Scottish charities are regulated by Office of the Scottish Charity Regulator (OSCR). It is therefore important that the Scottish Charity Numbers, included on the OSCR Charity Register, for the charities you intend leaving a legacy to be shown in your Will. The appropriate charity number can be found from the OSCR website:

Reducing your Inheritance Tax bill by giving to charity
Any gifts you make to a ‘qualifying’ charity – during your lifetime or in your will – will be exempt from Inheritance Tax.

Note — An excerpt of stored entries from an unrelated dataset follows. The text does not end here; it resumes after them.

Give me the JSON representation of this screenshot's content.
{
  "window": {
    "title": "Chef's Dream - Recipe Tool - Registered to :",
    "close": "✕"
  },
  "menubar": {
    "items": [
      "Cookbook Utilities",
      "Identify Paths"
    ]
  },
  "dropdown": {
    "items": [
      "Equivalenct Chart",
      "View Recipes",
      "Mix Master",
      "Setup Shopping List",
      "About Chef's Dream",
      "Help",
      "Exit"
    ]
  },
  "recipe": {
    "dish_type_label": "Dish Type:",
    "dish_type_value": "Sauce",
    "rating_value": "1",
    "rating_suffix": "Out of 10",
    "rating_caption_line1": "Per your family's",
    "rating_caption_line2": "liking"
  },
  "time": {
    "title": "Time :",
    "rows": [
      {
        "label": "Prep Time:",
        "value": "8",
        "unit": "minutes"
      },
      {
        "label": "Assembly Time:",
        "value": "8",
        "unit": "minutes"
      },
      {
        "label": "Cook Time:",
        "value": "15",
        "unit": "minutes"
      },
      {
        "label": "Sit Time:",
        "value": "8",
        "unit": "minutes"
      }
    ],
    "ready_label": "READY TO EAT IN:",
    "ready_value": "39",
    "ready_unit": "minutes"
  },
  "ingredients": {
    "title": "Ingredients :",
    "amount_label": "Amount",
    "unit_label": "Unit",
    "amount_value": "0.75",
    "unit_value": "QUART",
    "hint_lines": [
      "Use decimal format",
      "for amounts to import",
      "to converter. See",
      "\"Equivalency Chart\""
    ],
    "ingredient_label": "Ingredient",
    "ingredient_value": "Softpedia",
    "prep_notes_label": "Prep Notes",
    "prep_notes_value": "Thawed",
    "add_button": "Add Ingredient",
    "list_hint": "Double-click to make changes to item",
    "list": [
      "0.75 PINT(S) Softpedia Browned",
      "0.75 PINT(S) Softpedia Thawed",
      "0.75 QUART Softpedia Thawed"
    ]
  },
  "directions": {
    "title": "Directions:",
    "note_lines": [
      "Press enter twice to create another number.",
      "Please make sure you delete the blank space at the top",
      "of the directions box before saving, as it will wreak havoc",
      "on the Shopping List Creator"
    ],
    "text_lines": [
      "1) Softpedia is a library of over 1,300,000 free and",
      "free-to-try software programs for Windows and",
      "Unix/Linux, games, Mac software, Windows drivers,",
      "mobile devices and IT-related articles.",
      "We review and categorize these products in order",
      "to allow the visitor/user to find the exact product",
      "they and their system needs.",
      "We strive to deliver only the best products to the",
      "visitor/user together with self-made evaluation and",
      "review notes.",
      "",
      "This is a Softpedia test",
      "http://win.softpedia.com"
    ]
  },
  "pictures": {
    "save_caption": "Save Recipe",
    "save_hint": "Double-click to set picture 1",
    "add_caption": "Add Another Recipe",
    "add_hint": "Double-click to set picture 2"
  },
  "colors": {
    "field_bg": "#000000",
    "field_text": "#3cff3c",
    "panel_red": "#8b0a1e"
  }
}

Guidance can be downloaded below from the HMRC on the reduced rate of Inheritance Tax to estates leaving a ten percent bequest to registered charities.  This is to encourage people to leave part of their estate to charity so where at least 10% of a person’s net estate is left to charity, the rate of tax charged is reduced to 36%.

More information
More information is available to individuals and vestries from the Diocesan offices on how to leave and promote the gifts of legacies to the Church.

The Church of England’s legacy website is helpful if you’re thinking of revising or making a will, wondering how a gift in your will might make a difference to your church, or just interested in finding out more about legacies. http://www.churchlegacy.org.uk/



May 2012

The General Synod of the Scottish Episcopal Church does not accept responsibility for any loss or liability which may arise from reliance on information or expressions of opinion contained in this document.